Friday, April 13, 2007

Response to Daniel Bell's Comment Piece "Lecturing the Chinese won't promote human rights"

On April 13, The Globe and Mail published a comment piece by Daniel Bell, a Canadian teaching at Qinghua University in Beijing, entitled "Lecturing the Chinese won't promote human rights." This article is flawed in its arguments and unfairly characterizes Canadian Government policy to promote good governance, democratic development, rule of law and respect for the universal norms of human rights.
Canadians continue to be disturbed by reports of human rights violations by the Chinese authorities against ethnic minorities, including the Tibetans and the Uyghurs, and against faith communities, particularly Roman Catholics and some other Christian groups, as well as Falungong practitioners.

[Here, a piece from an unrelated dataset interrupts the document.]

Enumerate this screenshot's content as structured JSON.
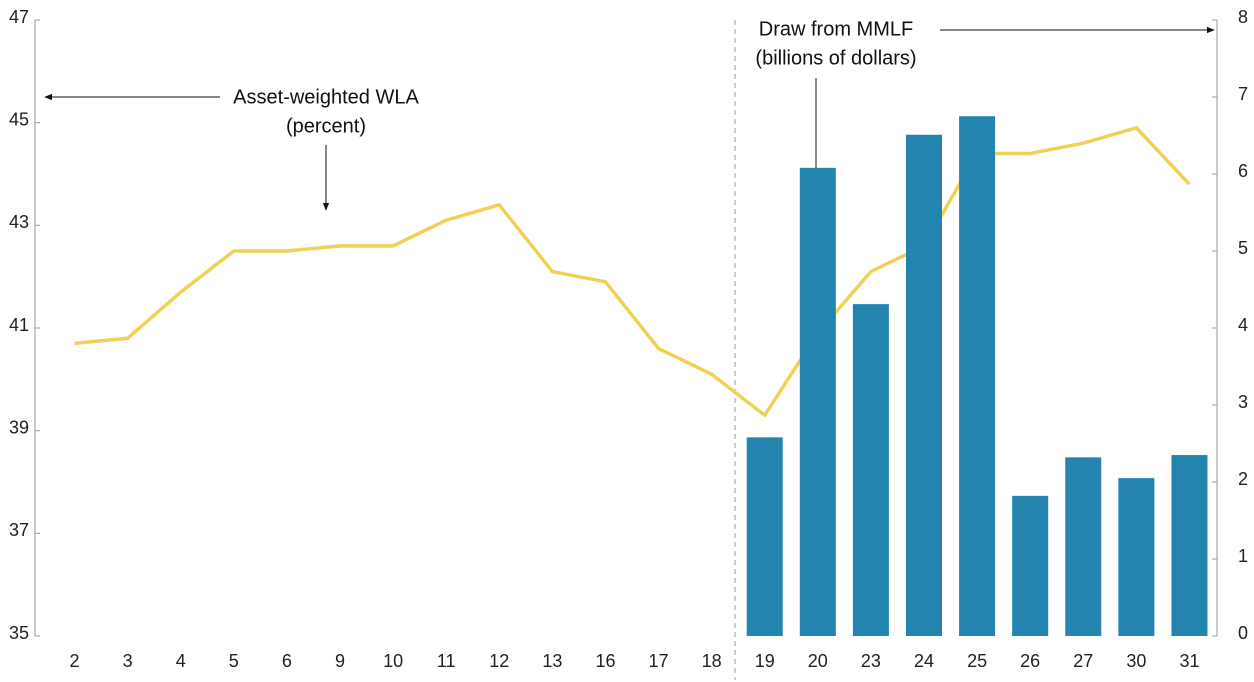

These are all trans-national communities with large numbers of members in Canada so it is incumbent on our Government to respond to their collective concerns. But it doesn't stop there: Canadian labour identifies with the poor working conditions of their Chinese counterparts, AIDS activists in Canada feel a moral obligation to speak out for their Chinese colleagues who are denied a public voice, and in general Canadian citizens empathize with people outside of Canada who are denied the fundamental entitlements of citizenship -- the right to speak one's mind out, to freely associate with one other, and to be protected by just laws from arbitrary mistreatment by authority.

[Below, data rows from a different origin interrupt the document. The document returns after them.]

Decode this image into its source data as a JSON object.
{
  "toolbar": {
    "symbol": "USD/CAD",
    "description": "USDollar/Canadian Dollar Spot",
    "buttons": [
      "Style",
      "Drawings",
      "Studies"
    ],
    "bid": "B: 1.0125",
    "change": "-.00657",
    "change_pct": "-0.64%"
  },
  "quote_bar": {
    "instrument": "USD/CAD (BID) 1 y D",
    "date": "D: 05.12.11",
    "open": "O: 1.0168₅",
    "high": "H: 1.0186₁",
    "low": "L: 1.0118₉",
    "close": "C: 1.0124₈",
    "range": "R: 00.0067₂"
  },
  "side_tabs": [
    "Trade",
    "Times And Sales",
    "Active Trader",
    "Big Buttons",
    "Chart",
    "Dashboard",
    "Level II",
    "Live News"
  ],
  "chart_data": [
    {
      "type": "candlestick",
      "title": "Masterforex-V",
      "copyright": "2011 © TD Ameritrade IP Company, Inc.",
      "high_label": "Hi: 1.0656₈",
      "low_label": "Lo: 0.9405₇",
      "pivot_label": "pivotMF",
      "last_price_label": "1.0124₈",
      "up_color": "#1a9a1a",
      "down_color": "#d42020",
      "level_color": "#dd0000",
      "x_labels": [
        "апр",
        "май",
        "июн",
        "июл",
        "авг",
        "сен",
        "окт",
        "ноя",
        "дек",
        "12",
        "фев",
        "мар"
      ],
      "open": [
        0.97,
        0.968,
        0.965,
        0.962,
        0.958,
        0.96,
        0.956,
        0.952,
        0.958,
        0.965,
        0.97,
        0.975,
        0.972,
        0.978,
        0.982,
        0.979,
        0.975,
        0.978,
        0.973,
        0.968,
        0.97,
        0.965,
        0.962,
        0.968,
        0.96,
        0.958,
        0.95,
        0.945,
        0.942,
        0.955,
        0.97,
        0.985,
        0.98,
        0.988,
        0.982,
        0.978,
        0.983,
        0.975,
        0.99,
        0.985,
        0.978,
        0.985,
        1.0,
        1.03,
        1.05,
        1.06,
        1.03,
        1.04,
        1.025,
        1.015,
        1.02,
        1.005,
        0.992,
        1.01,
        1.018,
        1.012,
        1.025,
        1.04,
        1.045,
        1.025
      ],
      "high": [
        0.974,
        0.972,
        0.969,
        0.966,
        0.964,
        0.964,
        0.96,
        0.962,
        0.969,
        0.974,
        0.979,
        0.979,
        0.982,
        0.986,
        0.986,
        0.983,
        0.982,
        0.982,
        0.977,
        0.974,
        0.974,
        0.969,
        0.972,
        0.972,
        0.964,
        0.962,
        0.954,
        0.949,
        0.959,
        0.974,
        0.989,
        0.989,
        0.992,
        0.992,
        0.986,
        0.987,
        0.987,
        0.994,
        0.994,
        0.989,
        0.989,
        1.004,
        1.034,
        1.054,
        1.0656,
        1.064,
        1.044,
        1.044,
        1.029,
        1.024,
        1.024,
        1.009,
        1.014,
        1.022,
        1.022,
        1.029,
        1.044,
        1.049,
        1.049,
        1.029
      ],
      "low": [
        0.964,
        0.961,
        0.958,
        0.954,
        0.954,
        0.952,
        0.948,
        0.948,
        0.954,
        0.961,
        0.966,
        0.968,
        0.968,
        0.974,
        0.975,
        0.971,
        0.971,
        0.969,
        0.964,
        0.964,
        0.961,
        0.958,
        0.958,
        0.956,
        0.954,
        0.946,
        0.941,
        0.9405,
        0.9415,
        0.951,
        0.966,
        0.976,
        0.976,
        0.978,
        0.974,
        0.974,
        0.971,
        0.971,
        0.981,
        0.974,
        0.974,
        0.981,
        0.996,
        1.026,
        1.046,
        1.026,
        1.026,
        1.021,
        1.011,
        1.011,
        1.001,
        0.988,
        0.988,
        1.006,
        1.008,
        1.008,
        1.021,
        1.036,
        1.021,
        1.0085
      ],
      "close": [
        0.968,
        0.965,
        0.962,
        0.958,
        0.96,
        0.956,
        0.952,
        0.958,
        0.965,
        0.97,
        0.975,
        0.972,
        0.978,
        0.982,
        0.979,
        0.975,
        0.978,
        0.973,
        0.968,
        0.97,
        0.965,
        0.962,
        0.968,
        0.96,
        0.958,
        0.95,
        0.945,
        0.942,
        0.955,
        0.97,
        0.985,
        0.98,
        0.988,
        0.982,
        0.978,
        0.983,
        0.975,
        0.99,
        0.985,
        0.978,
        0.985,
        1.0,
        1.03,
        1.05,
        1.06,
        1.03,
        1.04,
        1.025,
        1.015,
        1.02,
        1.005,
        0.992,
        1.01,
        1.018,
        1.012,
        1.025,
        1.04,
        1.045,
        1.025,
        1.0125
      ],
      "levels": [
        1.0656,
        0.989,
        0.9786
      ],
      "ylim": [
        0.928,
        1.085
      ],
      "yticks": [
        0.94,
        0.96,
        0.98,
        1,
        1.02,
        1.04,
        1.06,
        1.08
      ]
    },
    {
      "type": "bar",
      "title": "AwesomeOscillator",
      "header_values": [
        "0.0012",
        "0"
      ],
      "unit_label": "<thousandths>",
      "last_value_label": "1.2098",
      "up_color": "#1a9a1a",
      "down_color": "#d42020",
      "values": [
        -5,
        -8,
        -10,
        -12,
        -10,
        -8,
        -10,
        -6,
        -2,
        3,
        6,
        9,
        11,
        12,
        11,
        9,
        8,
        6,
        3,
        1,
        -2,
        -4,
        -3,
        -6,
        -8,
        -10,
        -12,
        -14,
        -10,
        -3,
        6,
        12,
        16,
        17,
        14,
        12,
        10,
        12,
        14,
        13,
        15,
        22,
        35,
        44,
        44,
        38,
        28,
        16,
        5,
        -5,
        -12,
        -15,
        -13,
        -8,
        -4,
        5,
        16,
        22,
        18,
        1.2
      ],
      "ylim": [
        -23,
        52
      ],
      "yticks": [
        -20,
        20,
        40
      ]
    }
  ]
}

Mr. Bell suggests that expressing concern for human rights violations in China is "not necessarily the role of foreign governments." He is wrong about that. It is necessary because the mandate of the our Government's foreign policy is to defend Canadian interests abroad and clearly most Canadians have strong interest in our Government taking a strong stance against injustice and oppression beyond our borders. Of course we want to engender prosperity in Canada through foreign trade but our relations with China are not just about trade.

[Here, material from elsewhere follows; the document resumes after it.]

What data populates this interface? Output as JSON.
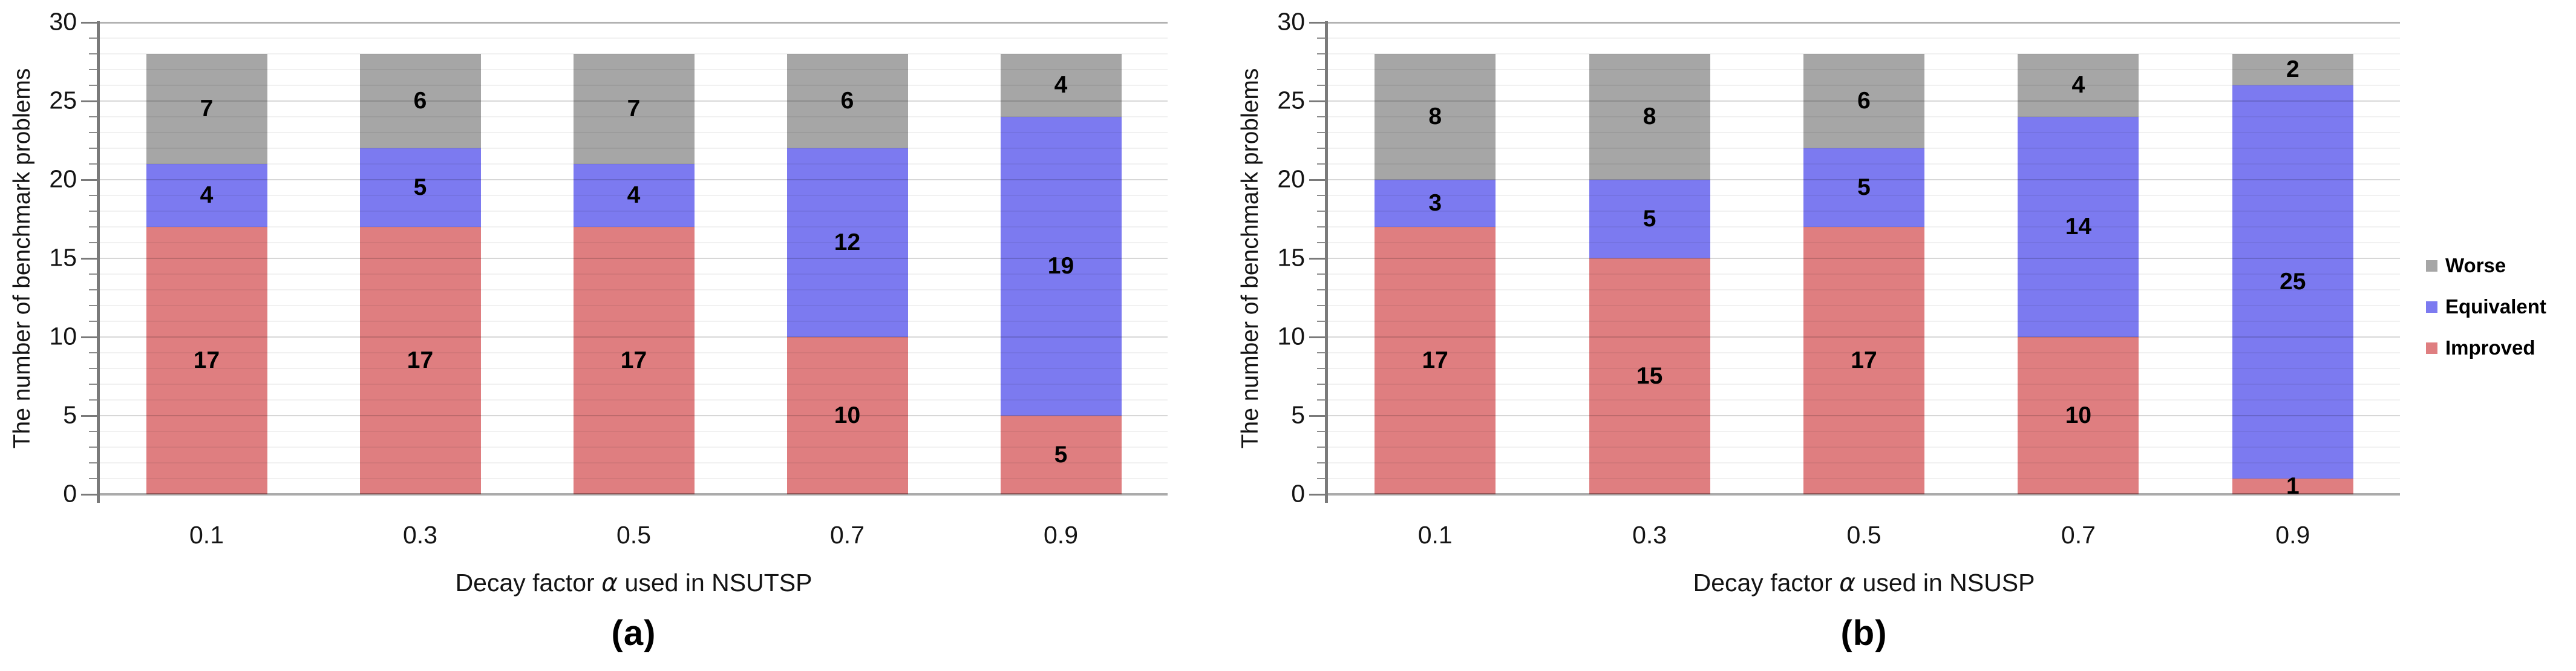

No one is proposing that Canada simply lecture the Chinese authorities about human rights. The Canadian approach is to raise our concerns honestly and engage the Chinese authorities on them. But the engagement has to be effective and not on Chinese terms alone. The answer is not, as Mr. Bell proposes, that we cease to focus "in such sensitive areas" and devote ourselves to poverty alleviation and environmental concerns instead. We would undoubtedly "secure the cooperation of Chinese government officials" if we did so. Without question they would like Canada to provide them with resources to transfer to their poor and to help undo the negative environmental consequences of their rapid industrialization. But these are areas that the Chinese régime clearly now has the economic resources to effectively address themselves. The central problem is that there is lack of political will in China to transfer wealth from the burgeoning coffers of the Communist Party dominated business élite to the still-impoverished ordinary Chinese people they claim to represent. One is hard pressed to find a single Communist Party official whose lifestyle seems in any way compatible with his legitimate income. This while most Chinese people continue to live under conditions of unacceptable poverty with inadequate access to medical and educational services. The fundamental issue in China today remains lack of good governance, democratic development, rule of law and respect for the universal norms of human rights. Canada needs to do a better job in formulating policy to bring these to reality in China.
As a graduate of the History of Ancient Chinese Thought program in the Philosophy Department at Fudan University I have the greatest respect for China's wonderful cultural tradition and years later continue to enrich myself through reading classical Chinese texts and the contemporary commentaries on them. Canada's policy of promoting human rights in China is not because we have any aspirations to be "hegemons or self-righteous moralizers" as Mr. Bell implies. But history will not judge us well if we fall into the trap of moral appeasement that he urges. The Chinese people deserve better from their Canadian friends.